O Estilo de Vida do Bilionário: Disciplina Encontra Indulgência
Ellison encarna um paradoxo: disciplina ascética envolta em luxo extraordinário. Ele possui 98% da ilha Lanai, no Havaí, várias propriedades na Califórnia e alguns dos iates mais exclusivos do mundo. Água e vento o obsessivam—apesar de quase se afogar em um acidente de surf em 1992, mudou o foco para a vela, apoiando o lendário retorno da Oracle Team USA na Copa América de 2013. Em 2018, fundou a SailGP, uma liga de catamarãs de alta velocidade agora apoiada por investidores famosos como Anne Hathaway.
Colegas relatam que, mesmo na sua sexta e sétima décadas, Ellison mantinha uma rotina austera: horas de exercício diário, apenas água e chá verde, zero açúcares processados. Aos 81 anos, parece duas décadas mais jovem que seus pares, um testemunho de sua obsessiva autodisciplina.
Expansão Familiar: De Magnata da Tecnologia a Dinastia de Mídia
O império Ellison agora abrange várias indústrias. Seu filho David recentemente adquiriu a Paramount Global por $8 bilhões (com $6 bilhões de fundos familiares), sinalizando expansão para Hollywood. Enquanto isso, Larry continua remodelando a tecnologia empresarial. Duas gerações, duas indústrias, uma dinastia de riqueza.
Em 2024, Ellison casou-se com Jolin Zhu, uma mulher sino-americana 47 anos mais jovem e formada pela Universidade de Michigan. A descoberta veio através de um anúncio de arrecadação de fundos universitários nomeando “Larry Ellison e sua esposa, Jolin” como doadores—chamando a atenção pública para seu quinto casamento e vida pessoal. As redes sociais explodiram com piadas: “Ellison surfa ondas e namora mulheres metade da sua idade com igual entusiasmo.”
Influência Política e Ambições em IA
Ellison não limita seu poder às salas de reunião corporativas. É um doador republicano de peso: $15 milhão para o Super PAC de Tim Scott em 2022, apoio anterior à campanha presidencial de Marco Rubio. Em janeiro de 2025, apareceu na Casa Branca com Masayoshi Son, da SoftBank, e Sam Altman, da OpenAI, para anunciar uma rede de data centers de IA de $500 bilhões—uma iniciativa que coloca a Oracle no centro da infraestrutura.
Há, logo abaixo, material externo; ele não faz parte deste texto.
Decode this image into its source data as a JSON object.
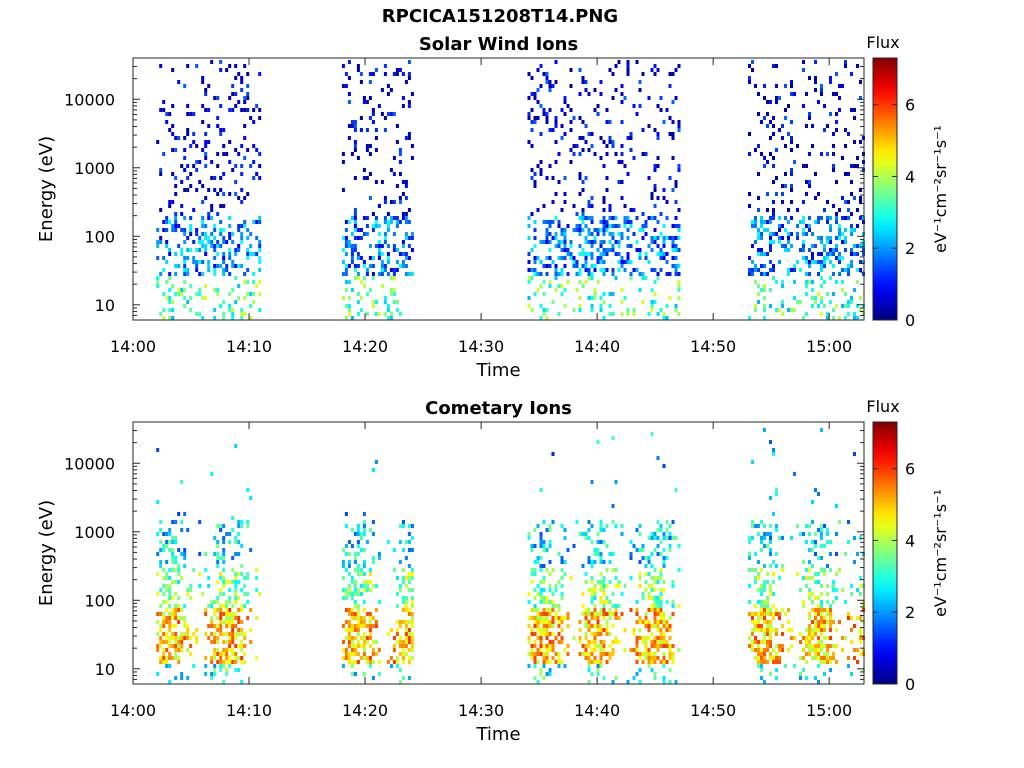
{
  "figure": {
    "title": "RPCICA151208T14.PNG"
  },
  "chart_data": [
    {
      "type": "heatmap",
      "title": "Solar Wind Ions",
      "xlabel": "Time",
      "ylabel": "Energy (eV)",
      "xlim": [
        "14:00",
        "15:03"
      ],
      "x_ticks": [
        "14:00",
        "14:10",
        "14:20",
        "14:30",
        "14:40",
        "14:50",
        "15:00"
      ],
      "y_scale": "log",
      "ylim": [
        6,
        40000
      ],
      "y_ticks": [
        "10",
        "100",
        "1000",
        "10000"
      ],
      "colorbar": {
        "label_top": "Flux",
        "label": "eV⁻¹cm⁻²sr⁻¹s⁻¹",
        "ticks": [
          "0",
          "2",
          "4",
          "6"
        ],
        "range": [
          0,
          7.3
        ],
        "colormap": "jet"
      },
      "active_intervals": [
        [
          "14:02",
          "14:11"
        ],
        [
          "14:18",
          "14:24"
        ],
        [
          "14:34",
          "14:47"
        ],
        [
          "14:53",
          "15:03"
        ]
      ],
      "flux_range": [
        0.5,
        4.5
      ],
      "typical_energy_range_eV": [
        10,
        30000
      ]
    },
    {
      "type": "heatmap",
      "title": "Cometary Ions",
      "xlabel": "Time",
      "ylabel": "Energy (eV)",
      "xlim": [
        "14:00",
        "15:03"
      ],
      "x_ticks": [
        "14:00",
        "14:10",
        "14:20",
        "14:30",
        "14:40",
        "14:50",
        "15:00"
      ],
      "y_scale": "log",
      "ylim": [
        6,
        40000
      ],
      "y_ticks": [
        "10",
        "100",
        "1000",
        "10000"
      ],
      "colorbar": {
        "label_top": "Flux",
        "label": "eV⁻¹cm⁻²sr⁻¹s⁻¹",
        "ticks": [
          "0",
          "2",
          "4",
          "6"
        ],
        "range": [
          0,
          7.3
        ],
        "colormap": "jet"
      },
      "active_intervals": [
        [
          "14:02",
          "14:11"
        ],
        [
          "14:18",
          "14:24"
        ],
        [
          "14:34",
          "14:47"
        ],
        [
          "14:53",
          "15:03"
        ]
      ],
      "flux_range": [
        1.0,
        6.5
      ],
      "peak_energy_range_eV": [
        15,
        60
      ],
      "typical_energy_range_eV": [
        10,
        1500
      ]
    }
  ]
}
Comércio e proximidade política cada vez mais se sobrepõem.
Filantropia Sob Seus Termos
Em 2010, Ellison assinou o Giving Pledge, prometendo doar 95% de sua riqueza. Diferente de Bill Gates ou Warren Buffett, ele atua sozinho. “Valorizo minha solidão e recuso influências externas”, disse ao The New York Times. Suas doações refletem obsessões pessoais: $200 milhão para a USC em pesquisa contra o câncer (2016), apoio contínuo ao Ellison Institute of Technology (com a Universidade de Oxford) para enfrentar questões de saúde, segurança alimentar e mudança climática.
O Último Ato do Filho Pródigo
Aos 81 anos, Larry Ellison alcançou o ranking de bilionário que talvez nunca tenha obsessivamente buscado—mas, novamente, obsessão o define. De um projeto de banco de dados da CIA ao comando da onda de infraestrutura de IA, de cinco casamentos a cruzar continentes, sua vida resiste a narrativas simples.
O título de pessoa mais rica do mundo ainda pode mudar de mãos. Mas a presença de Ellison na convergência de tecnologia empresarial, infraestrutura de IA e poder geopolítico sugere que a geração mais velha de titãs da tecnologia ainda está longe de terminar. Sua esposa agora observa à distância enquanto uma lenda da tecnologia entra em um novo capítulo. As contradições que definiram sua jornada—disciplina e aventura, solidão e destaque, falência e bilhões—não mostram sinais de resolução. Para Ellison, esse é exatamente o ponto.